Ein ehemaliger Sekretär des Inspektors von Elim arbeitet seit kurzer Zeit in einem landwirtschaftlichen Forschungszentrum. Bereits vor einer Weile erhielt Andreas einen Anruf von Mikka, dem ehemaligen Sekretär und wurde um Unterstützung mit dem Computer gebeten. Der Computer ist voller Viren und hat somit sein Eigenleben und dient nicht mehr zur Unterstützung der Arbeit. Auch all die Ratschläge per Telefon halfen nichts und so lud Mikka die ganze Familie ein, damit sich Andreas vor Ort persönlich den inzwischen mehreren verseuchten Computern annehmen konnte. Mikka versprach alles zu organisieren, damit wir quasi als Lohn gratis auf dem Gelände übernachten und essen können. Das landwirtschaftliche Forschungszentrum bietet auch Unterkunftsmöglichkeiten für Interessierte und Touristen an und ist somit bestens ausgerüstet.
So gesagt, getan, das Datum wurde festgelegt und schon kurz darauf trafen wir beim Forschungszentrum ein. Nach längerem Suchen fanden wir eine der Angestellten im Büro, die uns mitteilte, dass Mikka noch nicht von seinem längeren Wochenende zurückgekehrt sei. Sie war aber immerhin informiert über unser Kommen, hatte aber keine Ahnung wie unsere Unterbringung geplant war. Also telefonierten wir mit Mikka, der sich an einer verschobenen Gerichtsanhörung befand, dieser wiederum nannte uns einen Namen, der über unsere Unterkunft informiert sei und diese auch organisierte. Kurze Zeit später fanden wir sein Büro, doch dieses war verschlossen. Wiederum nach einiger Zeit erfuhren wir, dass dieser in der Stadt sei. Am Telefon versprach er uns jedoch, bald vor Ort zu sein. Beim nächsten Telefongespräch meinte er kurz angebunden, die Bestätigung unseres Antrags um Unterkunft sei nie bei ihm aufgetaucht und somit könne er uns nicht helfen. Die Nachfrage bei Mikka ergab, dass dieser Vorgesetzte den Antrag unterschrieben und auf seinem Schreibtisch liegen hatte. Also telefonierten wir erneut mit dem offensichtlich Zuständigen, nur um zu erfahren, dass er in einem wichtigen Gespräch in der Bank sei. Und dies um halb fünf, wenn die Banken um halb vier schliessen!
Unsere Geduld neigte sich langsam dem Ende zu und Andreas beendete den bereits begonnenen Prozess bei den Computern, dadurch konnten diese nun gar nicht mehr bedient werden.
Fünf Minuten vor fünf, also fünf Minuten vor Arbeitsende tauchte der Supervisor doch noch auf um stolz an uns vorbei zu marschieren ohne uns auch nur eines Blickes zu würdigen oder uns zu grüssen. Auf Nachfrage hin der Angestellten, die uns während der ganzen Zeit beigestanden war, bemühte er sich doch in unsere Richtung um uns mitzuteilen, dass er leider nicht über unser Kommen informiert worden war und daher nichts organisiert sei. Im Verlauf des Gespräches wollte er uns weis machen, dass Mikka ein falsches Datum genannt hat und er uns erst morgen erwartet hat und noch später meinte er, unser Antrag sei gar nie bewilligt worden.

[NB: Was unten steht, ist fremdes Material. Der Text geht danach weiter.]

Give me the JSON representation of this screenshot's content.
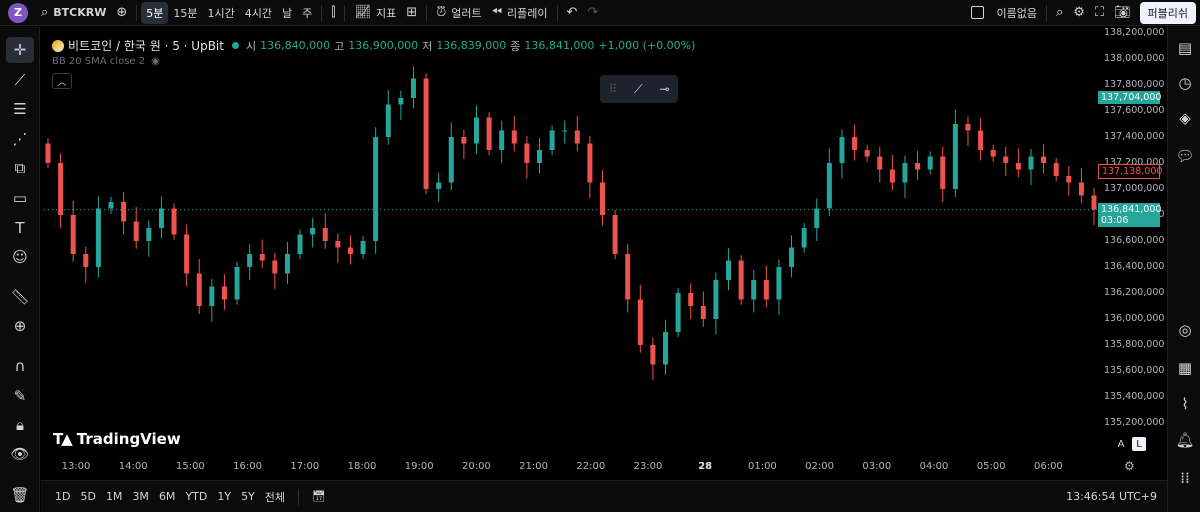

Dies brachte das Fass zum Überlaufen und auf unsere Anschuldigung hin, er sei ein lausiger Manager, der sich nicht um den Erfolg des Betriebs kümmert, meinte er kurzerhand, er sei nur zuständig für die Gastronomie und nicht für den Gesamtbetrieb.
Wir auf jeden Fall hatten genug und verliessen diesen Betrieb mit einer Wut im Bauch, die für unser Wohlbefinden nicht förderlich war.
Ein Staatsbetrieb, der viel finanzielle Unterstützung von namibischer Seite, wie auch von ausländischen Investoren erhält, nur damit die Angestellten während den Arbeitszeiten allen möglichen Geschäften nachgehen können ausser denjenigen, die zur eigentlichen Anstellung gehören. An einem normalen Dienstag trafen wir in den fünf Büros gerade mal eine Angestellte an und für diese tat es uns auch leid, denn wir hätten sie gerne in ihrer Arbeitsverpflichtung unterstützt und ihr einen virenfreien Computer hinterlassen.